CONCLUSIONS: Slowing of brain volume loss with alemtuzumab was maintained over 4 years despite most patients receiving last treatment 3 years prior. These findings support alemtuzumab’s durable efficacy in RRMS.
Study Supported by: Genzyme, a Sanofi company, and Bayer Healthcare Pharmaceuticals
CoI: multiple
So what's the worst you can say about alemtuzumab right now? That it screws up people's thyroids? It's seeming like a better and better risk-reward ratio all the time.
it can do the ultimate worse and this is one reason that people much be tested every month for 4 years after the last dose
So does Tysabri, though obviously no one thinks that's a good situation either.
Also autoimmune thrombocytopaenia and Goodpasture's syndrome both potentially fatal but at a much lower level than Grave's.
Have you read the inset?? Melanoma, basement membrane disease, goodpastures, lymphoma, leukemia, thyroid cancer, hypothyroidism, hyperthyroidism, thyroid storm, anaphylaxis, hives, lymphedema. . .

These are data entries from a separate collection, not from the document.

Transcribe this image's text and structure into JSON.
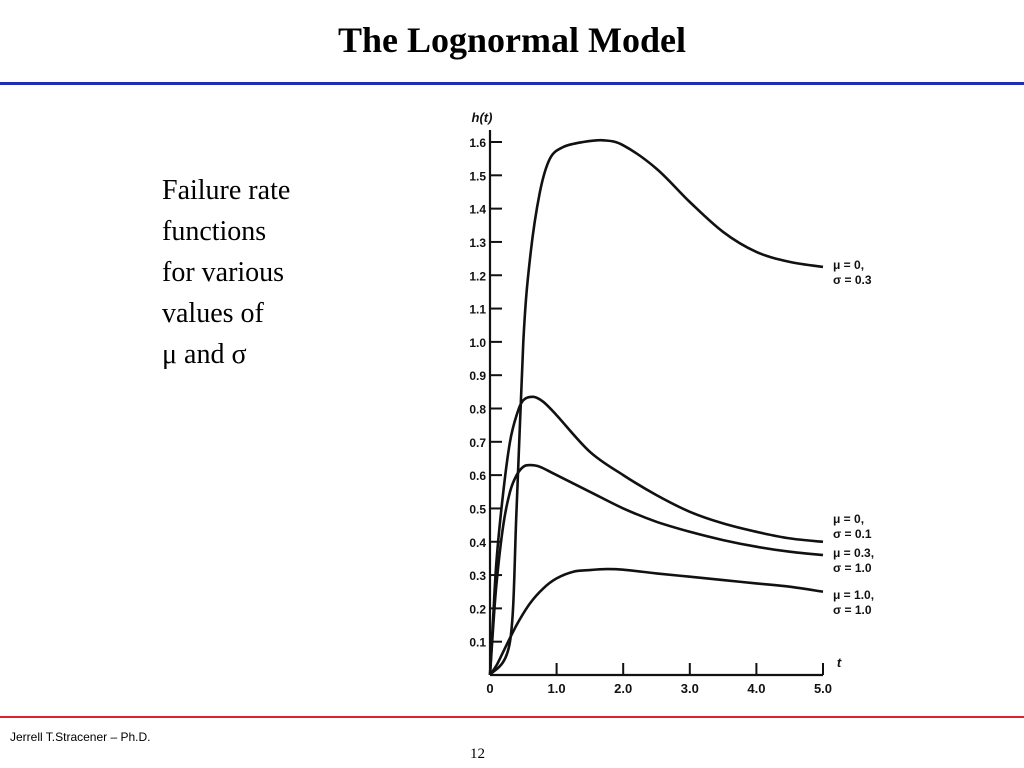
{
  "slide": {
    "title": "The Lognormal Model",
    "caption_lines": [
      "Failure rate",
      "functions",
      "for various",
      "values of",
      "μ and σ"
    ],
    "footer_author": "Jerrell T.Stracener – Ph.D.",
    "page_number": "12",
    "colors": {
      "title_rule": "#1f2db8",
      "footer_rule": "#d9252a"
    }
  },
  "chart_data": {
    "type": "line",
    "ylabel": "h(t)",
    "xlabel": "t",
    "xlim": [
      0,
      5.0
    ],
    "ylim": [
      0,
      1.6
    ],
    "x_ticks": [
      "0",
      "1.0",
      "2.0",
      "3.0",
      "4.0",
      "5.0"
    ],
    "y_ticks": [
      "0.1",
      "0.2",
      "0.3",
      "0.4",
      "0.5",
      "0.6",
      "0.7",
      "0.8",
      "0.9",
      "1.0",
      "1.1",
      "1.2",
      "1.3",
      "1.4",
      "1.5",
      "1.6"
    ],
    "grid": false,
    "series": [
      {
        "name": "μ = 0, σ = 0.3",
        "label_lines": [
          "μ = 0,",
          "σ = 0.3"
        ],
        "x": [
          0,
          0.3,
          0.4,
          0.5,
          0.6,
          0.75,
          0.9,
          1.1,
          1.4,
          1.7,
          2.0,
          2.5,
          3.0,
          3.5,
          4.0,
          4.5,
          5.0
        ],
        "y": [
          0,
          0.1,
          0.5,
          1.0,
          1.25,
          1.45,
          1.55,
          1.585,
          1.6,
          1.605,
          1.59,
          1.52,
          1.42,
          1.33,
          1.27,
          1.24,
          1.225
        ]
      },
      {
        "name": "μ = 0, σ = 0.1",
        "label_lines": [
          "μ = 0,",
          "σ = 0.1"
        ],
        "x": [
          0,
          0.05,
          0.1,
          0.2,
          0.3,
          0.4,
          0.5,
          0.65,
          0.8,
          1.0,
          1.5,
          2.0,
          2.5,
          3.0,
          3.5,
          4.0,
          4.5,
          5.0
        ],
        "y": [
          0,
          0.18,
          0.35,
          0.55,
          0.7,
          0.78,
          0.825,
          0.835,
          0.82,
          0.78,
          0.67,
          0.6,
          0.54,
          0.49,
          0.455,
          0.43,
          0.41,
          0.4
        ]
      },
      {
        "name": "μ = 0.3, σ = 1.0",
        "label_lines": [
          "μ = 0.3,",
          "σ = 1.0"
        ],
        "x": [
          0,
          0.05,
          0.1,
          0.2,
          0.3,
          0.4,
          0.5,
          0.6,
          0.75,
          1.0,
          1.5,
          2.0,
          2.5,
          3.0,
          3.5,
          4.0,
          4.5,
          5.0
        ],
        "y": [
          0,
          0.15,
          0.28,
          0.45,
          0.55,
          0.6,
          0.625,
          0.63,
          0.625,
          0.6,
          0.55,
          0.5,
          0.46,
          0.43,
          0.405,
          0.385,
          0.37,
          0.36
        ]
      },
      {
        "name": "μ = 1.0, σ = 1.0",
        "label_lines": [
          "μ = 1.0,",
          "σ = 1.0"
        ],
        "x": [
          0,
          0.1,
          0.2,
          0.4,
          0.6,
          0.8,
          1.0,
          1.25,
          1.5,
          1.75,
          2.0,
          2.5,
          3.0,
          3.5,
          4.0,
          4.5,
          5.0
        ],
        "y": [
          0,
          0.03,
          0.07,
          0.15,
          0.215,
          0.26,
          0.29,
          0.31,
          0.315,
          0.318,
          0.316,
          0.305,
          0.295,
          0.285,
          0.275,
          0.265,
          0.25
        ]
      }
    ]
  }
}
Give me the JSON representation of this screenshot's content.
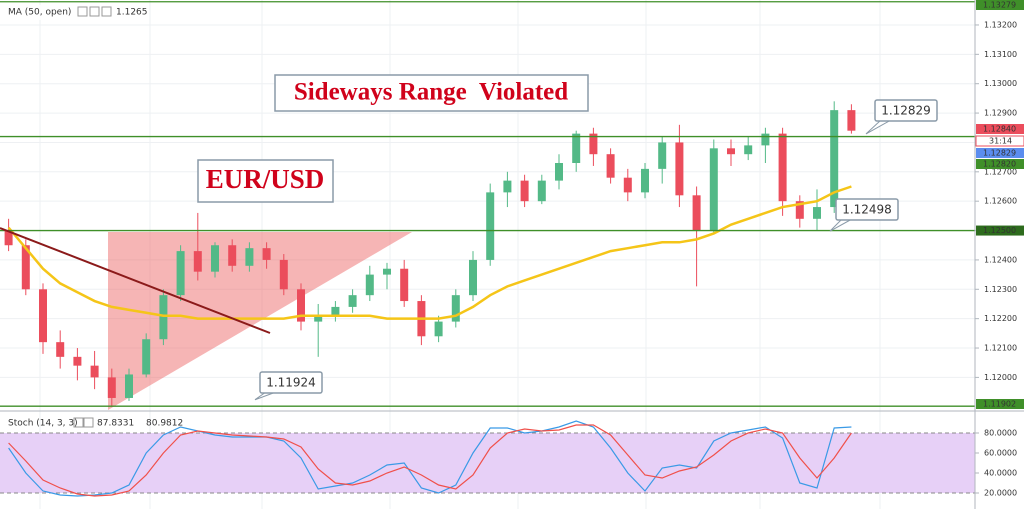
{
  "chart_data": [
    {
      "type": "candlestick",
      "title": "Sideways Range  Violated",
      "subtitle": "EUR/USD",
      "up_color": "#53b987",
      "down_color": "#eb4d5c",
      "open": [
        1.125,
        1.1245,
        1.123,
        1.1212,
        1.1207,
        1.1204,
        1.12,
        1.1193,
        1.1201,
        1.1213,
        1.1228,
        1.1243,
        1.1236,
        1.1245,
        1.1238,
        1.1244,
        1.124,
        1.123,
        1.1219,
        1.1221,
        1.1224,
        1.1228,
        1.1235,
        1.1237,
        1.1226,
        1.1214,
        1.1219,
        1.1228,
        1.124,
        1.1263,
        1.1267,
        1.126,
        1.1267,
        1.1273,
        1.1283,
        1.1276,
        1.1268,
        1.1263,
        1.1271,
        1.128,
        1.1262,
        1.125,
        1.1278,
        1.1276,
        1.1279,
        1.1283,
        1.126,
        1.1254,
        1.1258,
        1.1291
      ],
      "high": [
        1.1254,
        1.1247,
        1.1232,
        1.1216,
        1.121,
        1.1209,
        1.1203,
        1.1203,
        1.1215,
        1.123,
        1.1245,
        1.1256,
        1.1246,
        1.1247,
        1.1246,
        1.1246,
        1.1242,
        1.1232,
        1.1225,
        1.1226,
        1.123,
        1.1238,
        1.1239,
        1.124,
        1.1228,
        1.1221,
        1.123,
        1.1243,
        1.1266,
        1.127,
        1.1269,
        1.1269,
        1.1276,
        1.1284,
        1.1285,
        1.1278,
        1.1271,
        1.1273,
        1.1282,
        1.1286,
        1.1265,
        1.1281,
        1.1281,
        1.1282,
        1.1285,
        1.1285,
        1.1262,
        1.1264,
        1.1294,
        1.1293
      ],
      "low": [
        1.1243,
        1.1228,
        1.1208,
        1.1203,
        1.1199,
        1.1196,
        1.119,
        1.1192,
        1.12,
        1.1211,
        1.1226,
        1.1233,
        1.1234,
        1.1236,
        1.1236,
        1.1237,
        1.1228,
        1.1216,
        1.1207,
        1.1219,
        1.1222,
        1.1226,
        1.123,
        1.1224,
        1.1211,
        1.1212,
        1.1217,
        1.1226,
        1.1238,
        1.1258,
        1.1258,
        1.1259,
        1.1264,
        1.127,
        1.1272,
        1.1266,
        1.126,
        1.1261,
        1.1266,
        1.1258,
        1.1231,
        1.1249,
        1.1272,
        1.1274,
        1.1273,
        1.1255,
        1.1251,
        1.125,
        1.1256,
        1.1283
      ],
      "close": [
        1.1245,
        1.123,
        1.1212,
        1.1207,
        1.1204,
        1.12,
        1.1193,
        1.1201,
        1.1213,
        1.1228,
        1.1243,
        1.1236,
        1.1245,
        1.1238,
        1.1244,
        1.124,
        1.123,
        1.1219,
        1.1221,
        1.1224,
        1.1228,
        1.1235,
        1.1237,
        1.1226,
        1.1214,
        1.1219,
        1.1228,
        1.124,
        1.1263,
        1.1267,
        1.126,
        1.1267,
        1.1273,
        1.1283,
        1.1276,
        1.1268,
        1.1263,
        1.1271,
        1.128,
        1.1262,
        1.125,
        1.1278,
        1.1276,
        1.1279,
        1.1283,
        1.126,
        1.1254,
        1.1258,
        1.1291,
        1.1284
      ],
      "series": [
        {
          "name": "MA (50, open)",
          "color": "#f5c518",
          "last": 1.1265,
          "values": [
            1.1251,
            1.1244,
            1.1237,
            1.1232,
            1.1229,
            1.1226,
            1.1224,
            1.1223,
            1.1222,
            1.1221,
            1.1221,
            1.122,
            1.122,
            1.122,
            1.122,
            1.122,
            1.122,
            1.1221,
            1.1221,
            1.1221,
            1.1221,
            1.1221,
            1.122,
            1.122,
            1.122,
            1.122,
            1.1221,
            1.1224,
            1.1228,
            1.1231,
            1.1233,
            1.1235,
            1.1237,
            1.1239,
            1.1241,
            1.1243,
            1.1244,
            1.1245,
            1.1246,
            1.1246,
            1.1247,
            1.1249,
            1.1252,
            1.1254,
            1.1256,
            1.1258,
            1.1259,
            1.126,
            1.1263,
            1.1265
          ]
        }
      ],
      "ylim": [
        1.11889,
        1.13285
      ],
      "yticks": [
        {
          "value": 1.132,
          "label": "1.13200"
        },
        {
          "value": 1.131,
          "label": "1.13100"
        },
        {
          "value": 1.13,
          "label": "1.13000"
        },
        {
          "value": 1.129,
          "label": "1.12900"
        },
        {
          "value": 1.128,
          "label": "1.12800"
        },
        {
          "value": 1.127,
          "label": "1.12700"
        },
        {
          "value": 1.126,
          "label": "1.12600"
        },
        {
          "value": 1.125,
          "label": "1.12500"
        },
        {
          "value": 1.124,
          "label": "1.12400"
        },
        {
          "value": 1.123,
          "label": "1.12300"
        },
        {
          "value": 1.122,
          "label": "1.12200"
        },
        {
          "value": 1.121,
          "label": "1.12100"
        },
        {
          "value": 1.12,
          "label": "1.12000"
        }
      ],
      "levels": [
        1.13279,
        {
          "value": 1.1282,
          "label": "1.12820"
        },
        {
          "value": 1.125,
          "label": "1.12500"
        },
        1.11902
      ],
      "level_color": "#3f8f29",
      "price_tags": [
        {
          "value": 1.1284,
          "label": "1.12840",
          "color": "#eb4d5c"
        },
        {
          "value": 1.12829,
          "color": "#5b8def"
        }
      ],
      "countdown": "31:14",
      "callouts": [
        1.12829,
        1.12498,
        1.11924
      ]
    },
    {
      "type": "stochastic",
      "title": "Stoch (14, 3, 3)",
      "series": [
        {
          "color": "#3a9ae6",
          "last": 87.8331,
          "values": [
            65,
            40,
            22,
            18,
            17,
            18,
            20,
            28,
            60,
            78,
            86,
            82,
            78,
            76,
            76,
            76,
            72,
            55,
            24,
            27,
            30,
            38,
            48,
            50,
            25,
            20,
            28,
            60,
            85,
            85,
            80,
            82,
            86,
            92,
            86,
            65,
            40,
            22,
            45,
            48,
            45,
            72,
            80,
            83,
            86,
            75,
            30,
            25,
            85,
            86
          ]
        },
        {
          "color": "#f0504a",
          "last": 80.9812,
          "values": [
            70,
            52,
            33,
            25,
            19,
            17,
            18,
            22,
            38,
            60,
            78,
            82,
            80,
            78,
            77,
            76,
            74,
            66,
            44,
            30,
            28,
            32,
            40,
            46,
            38,
            28,
            24,
            38,
            65,
            80,
            84,
            82,
            83,
            88,
            88,
            78,
            58,
            38,
            35,
            42,
            46,
            58,
            72,
            80,
            84,
            80,
            55,
            35,
            55,
            80
          ]
        }
      ],
      "ylim": [
        4,
        100
      ],
      "yticks": [
        {
          "value": 80,
          "label": "80.0000"
        },
        {
          "value": 60,
          "label": "60.0000"
        },
        {
          "value": 40,
          "label": "40.0000"
        },
        {
          "value": 20,
          "label": "20.0000"
        }
      ],
      "band": [
        20,
        80
      ],
      "band_color": "#e7d0f7"
    }
  ]
}
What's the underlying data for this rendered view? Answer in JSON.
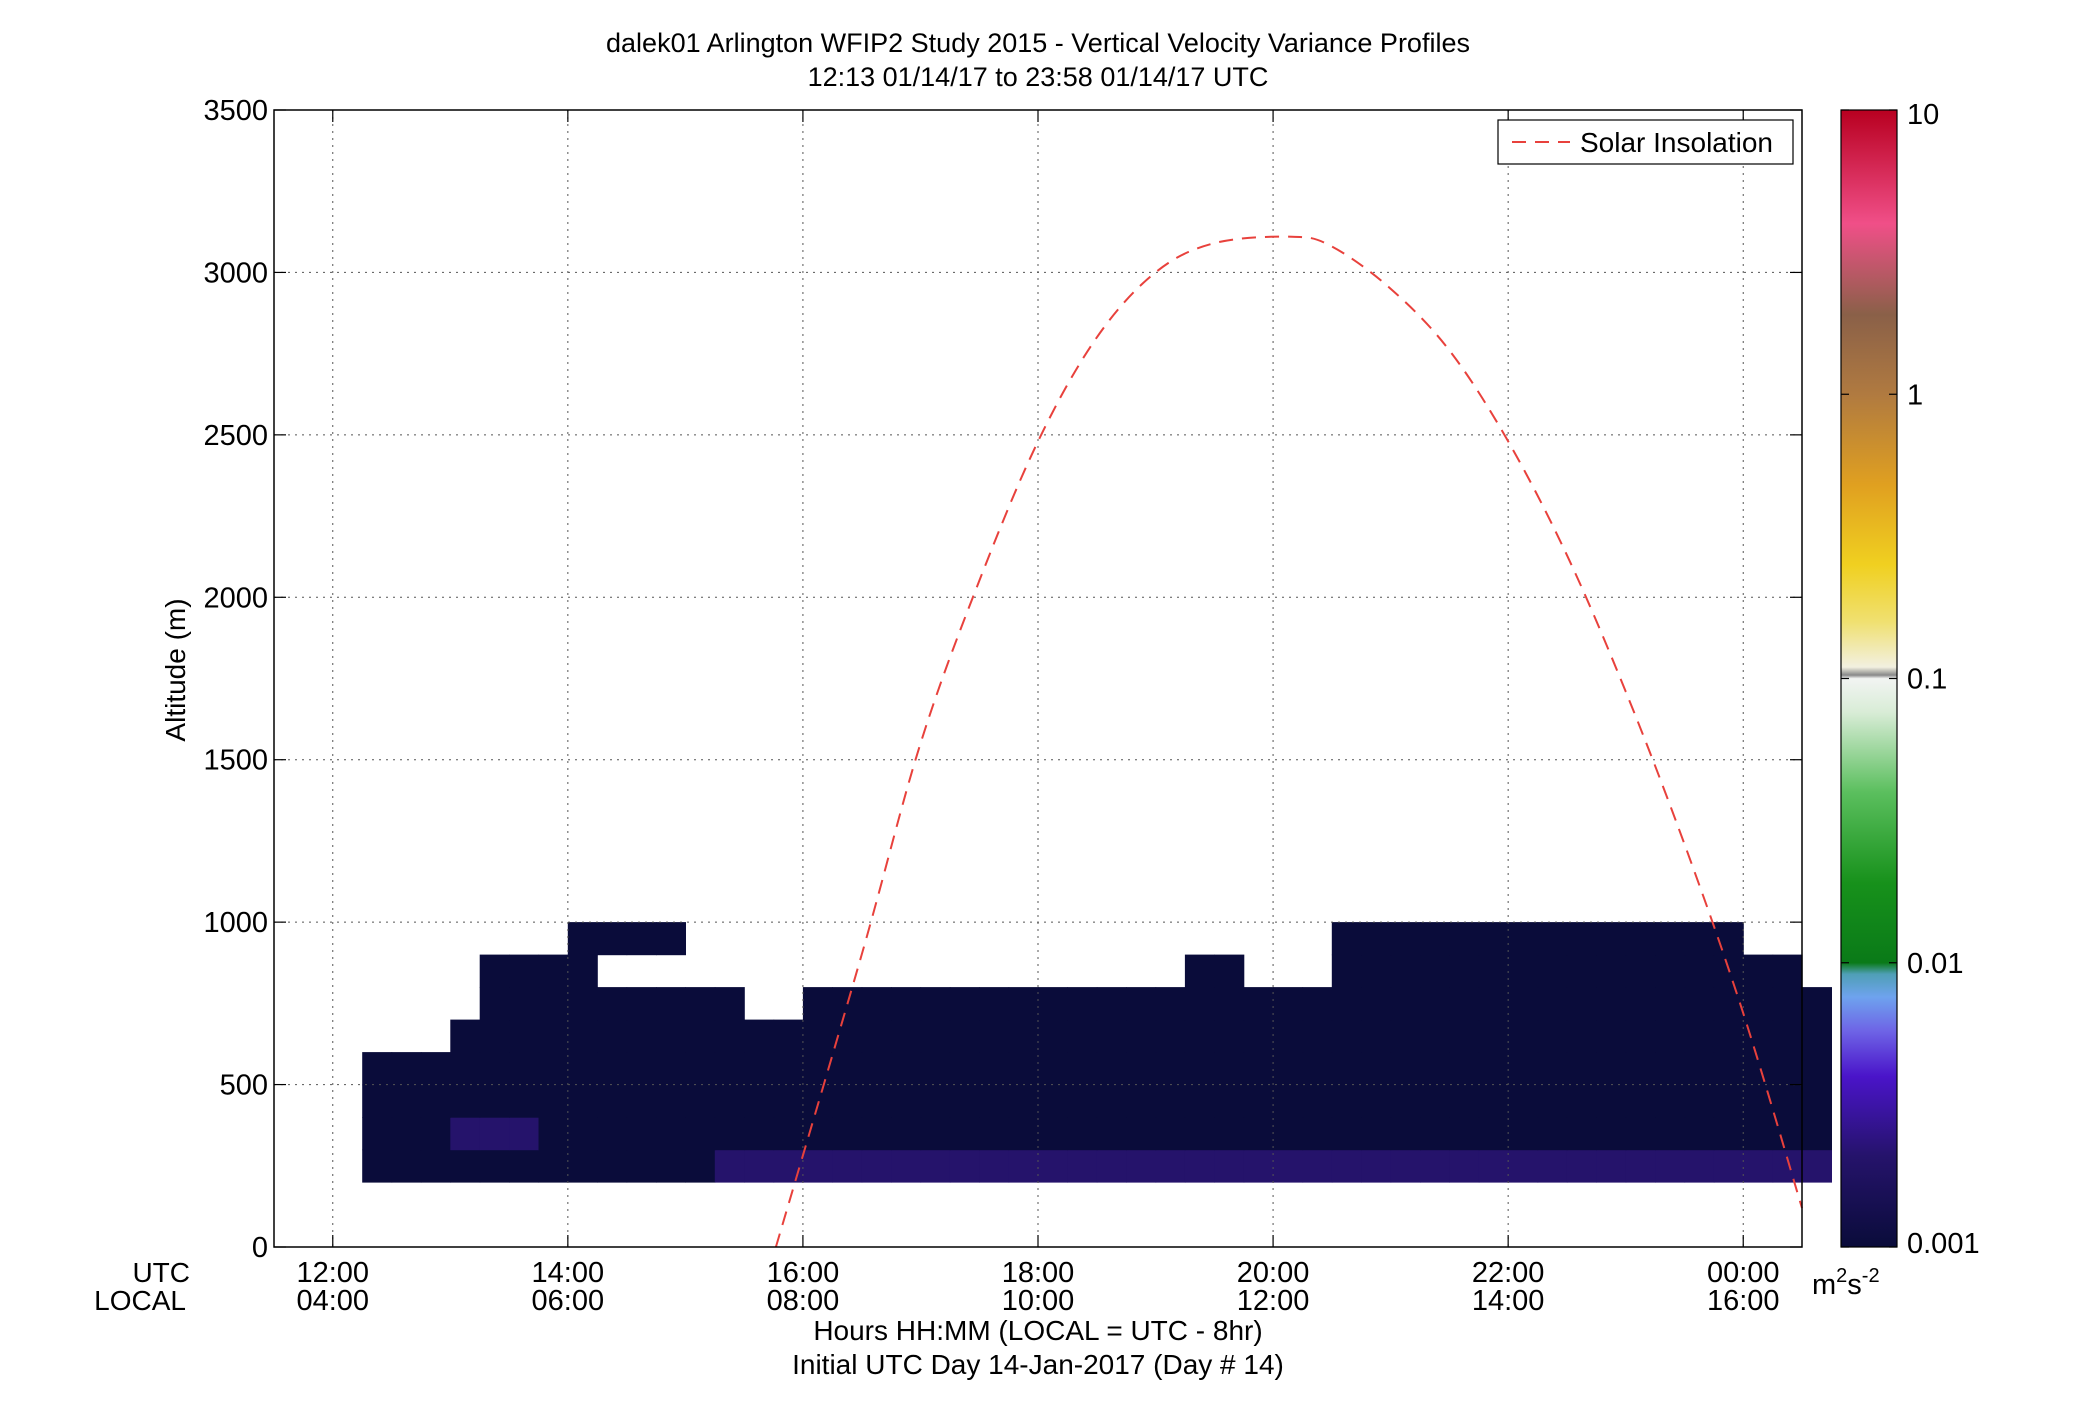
{
  "figure": {
    "title_line1": "dalek01 Arlington WFIP2 Study 2015 - Vertical Velocity Variance Profiles",
    "title_line2": "12:13 01/14/17 to 23:58 01/14/17  UTC",
    "row_label_utc": "UTC",
    "row_label_local": "LOCAL",
    "xlabel_line1": "Hours HH:MM  (LOCAL = UTC - 8hr)",
    "xlabel_line2": "Initial UTC Day 14-Jan-2017 (Day # 14)",
    "ylabel": "Altitude (m)"
  },
  "colorbar": {
    "unit_base": "m",
    "unit_exp1": "2",
    "unit_mid": "s",
    "unit_exp2": "-2",
    "tick_labels": [
      "0.001",
      "0.01",
      "0.1",
      "1",
      "10"
    ],
    "tick_values": [
      0.001,
      0.01,
      0.1,
      1,
      10
    ],
    "scale": "log",
    "range": [
      0.001,
      10
    ],
    "colors": {
      "navy": "#0a0c3a",
      "indigo": "#25136b",
      "violet": "#4a14c9",
      "purple": "#5b36d8",
      "periwinkle": "#6e64e6",
      "lightblue": "#6ea3ee",
      "teal": "#4f9fb6",
      "darkgreen": "#0a7a18",
      "green": "#17911b",
      "medgreen": "#35a63a",
      "lightgreen": "#5bbf5e",
      "mint": "#bfe0bc",
      "white": "#f2f4f2",
      "yellow": "#f0d020",
      "orange": "#e0a020",
      "brown": "#8a6048",
      "pink": "#f04f88",
      "red": "#b80020"
    }
  },
  "chart_data": {
    "type": "heatmap",
    "title": "dalek01 Arlington WFIP2 Study 2015 - Vertical Velocity Variance Profiles",
    "subtitle": "12:13 01/14/17 to 23:58 01/14/17  UTC",
    "xlabel": "Hours HH:MM  (LOCAL = UTC - 8hr)",
    "ylabel": "Altitude (m)",
    "xlim_utc_hours": [
      11.5,
      24.5
    ],
    "ylim": [
      0,
      3500
    ],
    "x_ticks_utc_hours": [
      12,
      14,
      16,
      18,
      20,
      22,
      24
    ],
    "x_tick_labels_utc": [
      "12:00",
      "14:00",
      "16:00",
      "18:00",
      "20:00",
      "22:00",
      "00:00"
    ],
    "x_tick_labels_local": [
      "04:00",
      "06:00",
      "08:00",
      "10:00",
      "12:00",
      "14:00",
      "16:00"
    ],
    "y_ticks": [
      0,
      500,
      1000,
      1500,
      2000,
      2500,
      3000,
      3500
    ],
    "y_tick_labels": [
      "0",
      "500",
      "1000",
      "1500",
      "2000",
      "2500",
      "3000",
      "3500"
    ],
    "grid": true,
    "colorbar_scale": "log",
    "colorbar_range": [
      0.001,
      10
    ],
    "x_start_utc_hours": 12.25,
    "x_bin_hours": 0.25,
    "y_start_m": 200,
    "y_bin_m": 100,
    "colorscale_keys": [
      "navy",
      "indigo",
      "violet",
      "purple",
      "periwinkle",
      "lightblue",
      "teal",
      "darkgreen",
      "green",
      "medgreen",
      "lightgreen",
      "mint"
    ],
    "cells": [
      "NNNNNNNNNNNNIIIIIIIIIIIIIIIIIIIIIIIIIIIIIIIIIIIIII",
      "NNNIIINNNNNNNNNNNNNNNNNNNNNNNNNNNNNNNNNNNNNNNNNNNN",
      "NNNNNNNNNNNNNNNNNNNNNNNNNNNNNNNNNNNNNNNNNNNNNNNNNN",
      "NNNNNNNNNNNNNNNNNNNNNNNNNNNNNNNNNNNNNNNNNNNNNNNNNN",
      "...NNNNNNNNNNNNNNNNNNNNNNNNNNNNNNNNNNNNNNNNNNNNNNN",
      "....NNNNNNNNN..NNNNNNNNNNNNNNNNNNNNNNNNNNNNNNNNNNN",
      "....NNNN....................NN...NNNNNNNNNNNNNNNN.",
      ".......NNNN......................NNNNNNNNNNNNNN...",
      "..................................................",
      ".................................................."
    ],
    "series": [
      {
        "name": "Solar Insolation",
        "type": "line",
        "style": "dashed",
        "color": "#e8413c",
        "x_utc_hours": [
          15.77,
          16.5,
          17.0,
          17.5,
          18.0,
          18.5,
          19.0,
          19.5,
          20.16,
          20.5,
          21.0,
          21.5,
          22.0,
          22.5,
          23.0,
          23.5,
          24.0,
          24.5
        ],
        "y": [
          0,
          900,
          1550,
          2050,
          2480,
          2800,
          3000,
          3090,
          3110,
          3080,
          2950,
          2760,
          2480,
          2130,
          1710,
          1240,
          720,
          120
        ]
      }
    ],
    "legend": {
      "entries": [
        "Solar Insolation"
      ],
      "position": "top-right"
    }
  }
}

Has a definite cancer risk been proven?http://www.ncbi.nlm.nih.gov/pubmed/23480032
Have you read the insert for paracetamol?! lol All potential side effects are listed. Anyone seriously considering taking the drug should be looking at the incidence of specific side effects in large scale clinical trials.
Those MRIs are a bit worrying. What type of MS did this poor soul have, and when in the disease course did this happen?